CORTE DI CASSAZIONE – Sentenza 03 aprile 2017, n. 8610
Lavoro – Astensione per infortunio – Accredito figurativo di contributi – Diritto – Accertamento
Fatti di causa
Con sentenza depositata in data 24 aprile 2010 la Corte d’appello di Firenze accoglieva l’appello proposto dall’INPS contro la sentenza resa dal Tribunale della stessa sede e, per l’effetto, rigettava la domanda proposta da L.B., avente ad oggetto l’accertamento del suo diritto all’accredito figurativo di contributi relativi a periodi di astensione dal lavoro per infortunio, nonché alla ricongiunzione dei detti contributi e di altri, relativi ad altri periodi di astensione dal lavoro.
La Corte territoriale accertava che, in ordine ai primi due periodi di contribuzione di cui si chiedeva l’accredito, pari a 11 giorni, era intervenuta la cessazione della materia del contendere. Quanto agli altri periodi, pari nel complesso a poco più di quattro mesi, escludeva il diritto alla ricongiunzione per la ritenuta carenza di interesse del B., in quanto l’accredito di tale periodo non avrebbe mutato in alcun modo il trattamento pensionistico, ancorato ai 34 anni di servizio riconosciuti all’interessato al momento del pensionamento.
Contro la sentenza, il B. propone ricorso per cassazione, articolato in tre motivi, cui resistono con controricorso l’Inps e l’Inpdap.

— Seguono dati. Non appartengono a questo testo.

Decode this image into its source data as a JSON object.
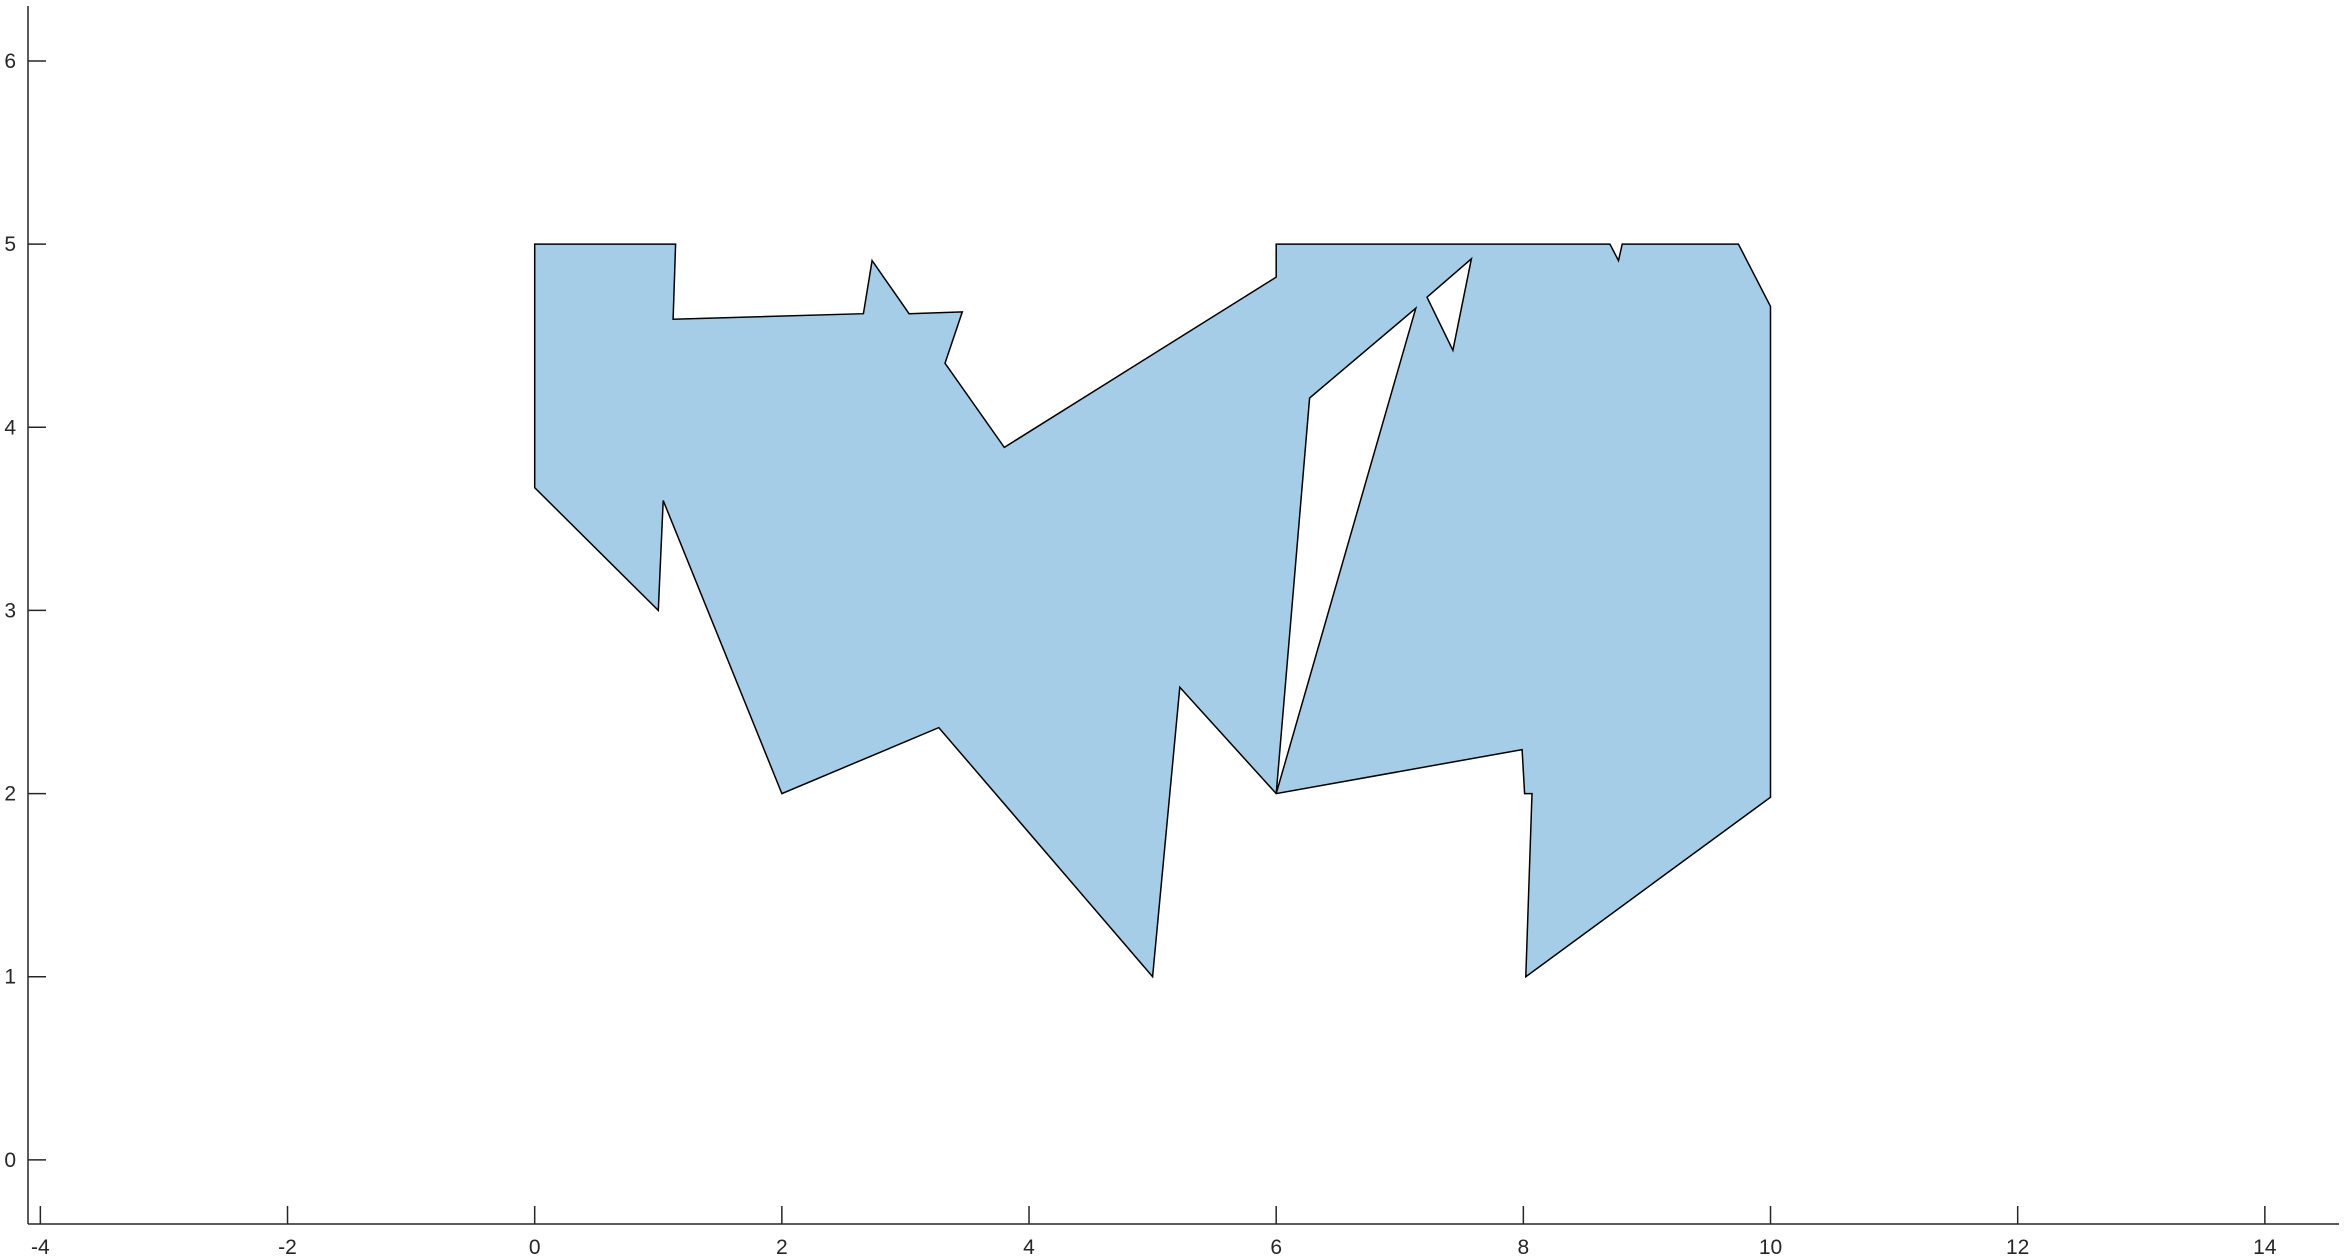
{
  "chart_data": {
    "type": "area",
    "title": "",
    "xlabel": "",
    "ylabel": "",
    "xlim": [
      -4.1,
      14.6
    ],
    "ylim": [
      -0.35,
      6.3
    ],
    "xticks": [
      -4,
      -2,
      0,
      2,
      4,
      6,
      8,
      10,
      12,
      14
    ],
    "yticks": [
      0,
      1,
      2,
      3,
      4,
      5,
      6
    ],
    "xtick_labels": [
      "-4",
      "-2",
      "0",
      "2",
      "4",
      "6",
      "8",
      "10",
      "12",
      "14"
    ],
    "ytick_labels": [
      "0",
      "1",
      "2",
      "3",
      "4",
      "5",
      "6"
    ],
    "grid": false,
    "fill_color": "#a6cde8",
    "edge_color": "#000000",
    "shape": {
      "outer": [
        [
          0,
          5
        ],
        [
          1.14,
          5
        ],
        [
          1.12,
          4.59
        ],
        [
          2.66,
          4.62
        ],
        [
          2.73,
          4.91
        ],
        [
          3.03,
          4.62
        ],
        [
          3.46,
          4.63
        ],
        [
          3.32,
          4.35
        ],
        [
          3.8,
          3.89
        ],
        [
          6,
          4.82
        ],
        [
          6,
          5
        ],
        [
          8.7,
          5
        ],
        [
          8.77,
          4.91
        ],
        [
          8.8,
          5
        ],
        [
          9.74,
          5
        ],
        [
          10,
          4.66
        ],
        [
          10,
          1.98
        ],
        [
          8.02,
          1
        ],
        [
          8.07,
          2
        ],
        [
          8.01,
          2
        ],
        [
          7.99,
          2.24
        ],
        [
          6,
          2
        ],
        [
          5.22,
          2.58
        ],
        [
          5,
          1
        ],
        [
          3.27,
          2.36
        ],
        [
          2,
          2
        ],
        [
          1.04,
          3.6
        ],
        [
          1,
          3
        ],
        [
          0,
          3.67
        ]
      ],
      "holes": [
        [
          [
            6,
            2
          ],
          [
            6.27,
            4.16
          ],
          [
            7.13,
            4.65
          ]
        ],
        [
          [
            7.22,
            4.71
          ],
          [
            7.58,
            4.92
          ],
          [
            7.43,
            4.42
          ]
        ]
      ]
    }
  }
}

Il ricorrente deposita memoria.
Ragioni della decisione
Con il primo motivo di ricorso il B. censura la sentenza per violazione dell’art. 101 c.p.c., asserendo che il rilievo d’ufficio della sua carenza di interesse imponeva al giudice di attivare sulla questione il contraddittorio, ai sensi della norma citata.
Con il secondo motivo denuncia la violazione dell’art. 112 c.p.c. nella parte in cui la Corte ha rilevato la carenza di interesse senza la necessaria eccezione di parte, trattandosi di una eccezione in senso stretto.
Con il terzo motivo denuncia l’omessa e insufficiente motivazione su un punto decisivo della controversia nella parte in cui la Corte ha ritenuto che l’eventuale ricongiunzione dei contributi indicati in ricorso non avrebbe comportato alcun vantaggio concreto per esso ricorrente, in assenza di un qualsivoglia accertamento sul punto.
Nel suo controricorso l’Inps eccepisce l’inammissibilità per tardività del ricorso per cassazione rilevando che la sentenza della Corte d’appello era stata, su suo impulso, notificata al difensore del B. nel domicilio eletto in viale (…), Firenze, in data 16 dicembre 2010. Il ricorso per cassazione, notificato solo in data 11 marzo 2011, doveva pertanto ritenersi tardivo essendo ormai decorso il termine di 60 giorni previsto dall’art. 325, comma 2° cod.proc.civ., per l’impugnazione della sentenza.
L’eccezione è fondata. In calce alla sentenza della corte d’appello, depositata dallo stesso ricorrente, risulta che il provvedimento è stato notificato ad istanza del procuratore dell’Inps al difensore di B. nel domicilio eletto, presso l’avvocato G.D.R., in viale (…), Firenze. Dalla relazione di notificazione risulta altresì che l’atto è stato ricevuto da P.C., «impiegata che si incarica della consegna».
Il ricorso per cassazione, avviato per la notificazione ad entrambe le parti, il giorno 11 marzo 2011, è senz’altro tardivo, essendo ormai decorso il termine previsto dall’art. 325 cod. proc. civ.
Esso deve pertanto essere dichiarato inammissibile. Poiché il giudizio è iniziato dopo la riforma dell’art. 152 disp. att. cod. proc. civ., ed il ricorrente non dichiarato di aver assolto in primo grado l’onere autocertificativo previsto dalla norma citata, egli deve essere condannato al pagamento delle spese del presente giudizio, in applicazione del principio della soccombenza.
P.Q.M.
Dichiara il ricorso inammissibile e condanna il ricorrente al pagamento delle spese del presente giudizio, liquidate, per ciascuno dei controricorrenti, in complessivi € 2.700, di cui € 200 per esborsi, oltre al 15% di spese generali e oneri accessori di legge.